7 Abe Faction Executives Not to Be Indicted; Prosecutors Failed to Find Collusion with Treasurer

Yomiuri Shimbun file photo
An Abe faction fundraising party held in May 2023

The Tokyo District Public Prosecutors Office does not intend to indict seven executives of the ruling Liberal Democratic Party’s Abe faction accused of violating the Political Funds Control Law by not reporting a portion of income from the faction’s fundraising parties, it has been learned.

The office’s special investigation squad is expected to indict without arrest the faction’s treasurer who compiled and submitted the faction’s political funds income and expenditure reports but deemed it impossible to identify any collusion between the executives and the treasurer. In the meantime, the squad will file cases against three lawmakers who received large sums of kickbacks from the faction. It will then consult with higher prosecutor offices to make final decisions within this week.

The Abe faction, also known as Seiwa Seisaku Kenkyukai, is suspected of having moved over ¥570 million into hidden funds from 2018 to 2022 by distributing revenue in excess of quotas from selling fundraising party tickets to about 100 lawmakers who sold them.

Seven executive members — the faction’s former secretary generals, former acting chairmen and the core “five-man group” members — have been accused: former Education, Culture, Sports, Science and Technology Minister Hakubun Shimomura; former Chief Cabinet Secretary Hirokazu Matsuno; former Economy, Trade and Industry Minister Yasutoshi Nishimura; the party’s former Diet Affairs Committee Chairperson Tsuyoshi Takagi; former education minister Ryu Shionoya; the party’s former House of Councillors Secretary General Hiroshige Seko; and the party’s former Policy Research Council Chairperson Koichi Hagiuda.

When they were voluntarily questioned about their interactions with the treasurer, the seven lawmakers denied their involvement in not reporting the funds, telling prosecutors that it was “a matter for the faction’s chairperson to handle.” The treasurer, on his part, said he had not received instructions from the executives to make the income off-the-book, resulting in prosecutors to find no clear evidence.

The special investigation squad will pursue criminal charges against Abe faction’s three lawmakers who allegedly failed to document more than ¥40 million in their balance reports: House of Representatives lawmaker Yoshitaka Ikeda, who was arrested on suspicion of violating the law; upper house lawmaker Yasutada Ono and lower house lawmaker Yaichi Tanigawa.

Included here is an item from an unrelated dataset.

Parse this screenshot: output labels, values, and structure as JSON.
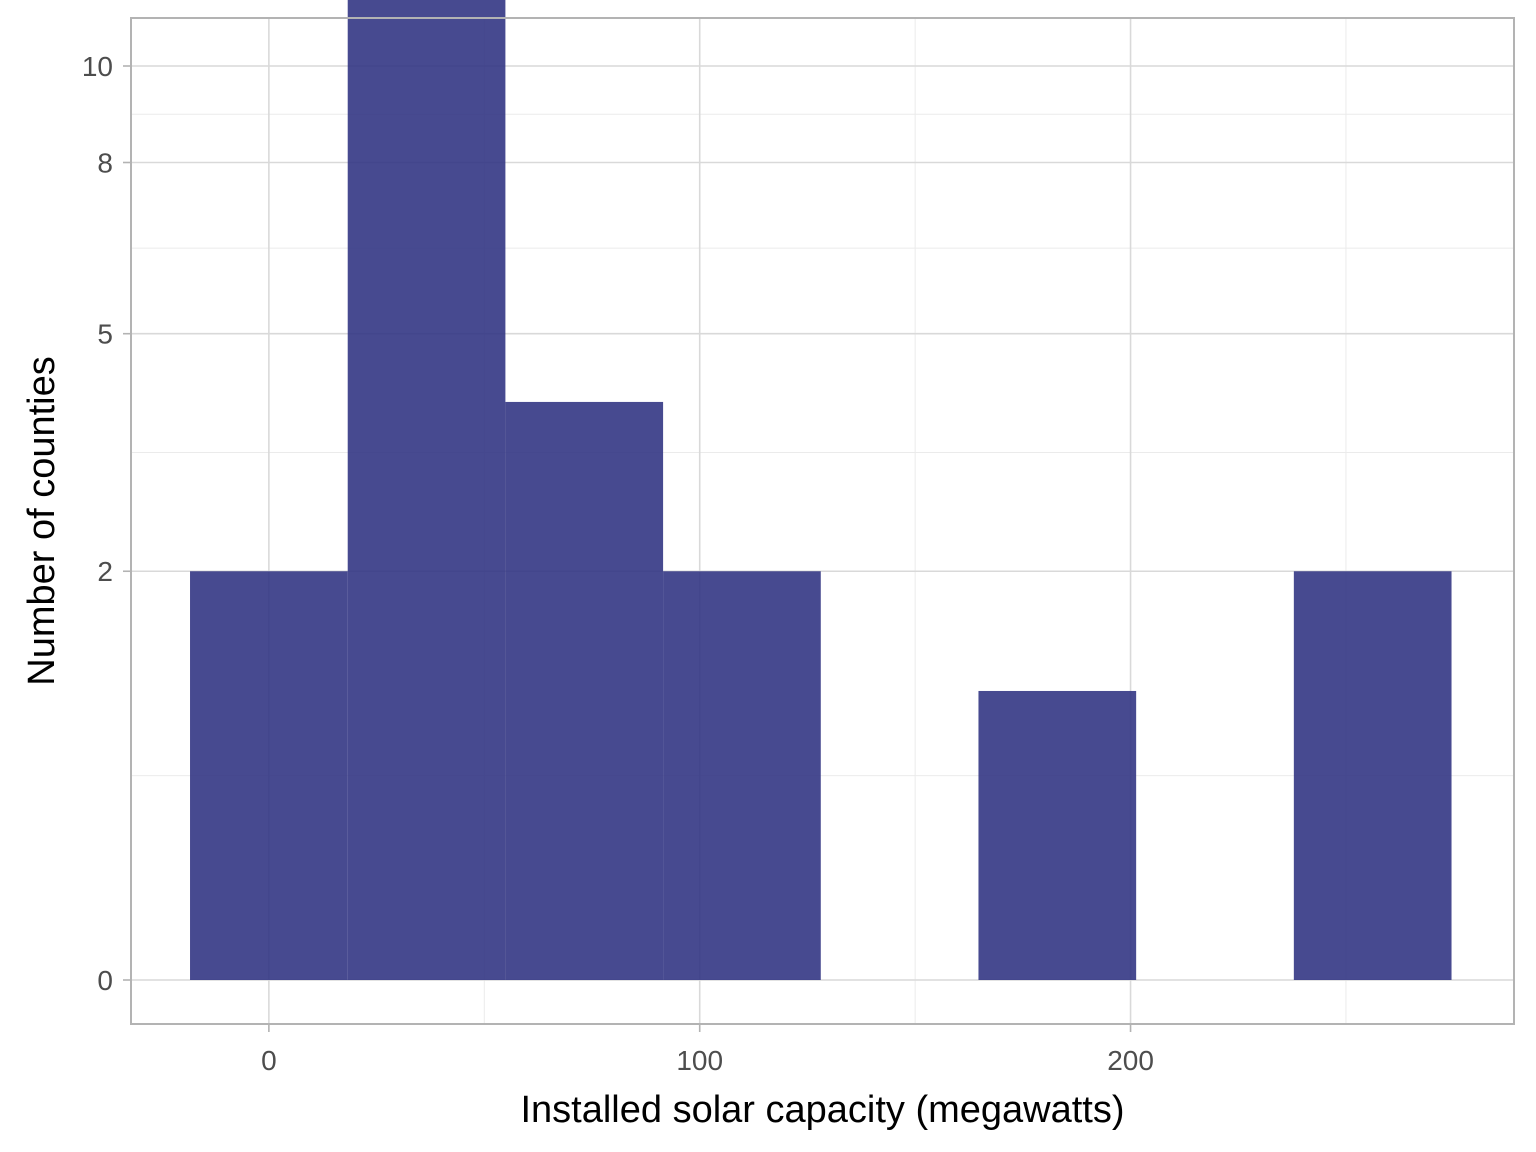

The squad is expected not to build a case against lawmakers who allegedly failed to report below that amount in consideration for fairness to past cases.

 Meanwhile, the prosecutors will likely indict without arrest a treasurer of the fifth-largest Nikai faction, also known as Shisuikai, for not reporting a portion of the sales from the faction’s fundraising parties. Some of its faction members, including its chairman and former LDP Secretary General Toshihiro Nikai, had secured excess of quotas of party ticket sales and failed to pay it to the faction. The amount of money the faction failed to report is said to have totaled more than ¥200 million over the five years through 2022.

 The squad is expected to impose criminal punishment on the series of the cases within this week. Even if prosecutions of the executives and members are dropped, complaints against them can be filed with the Committee for the Inquest of Prosecution. In that case, it may take a longer period for the criminal disciplinary action to be finalized.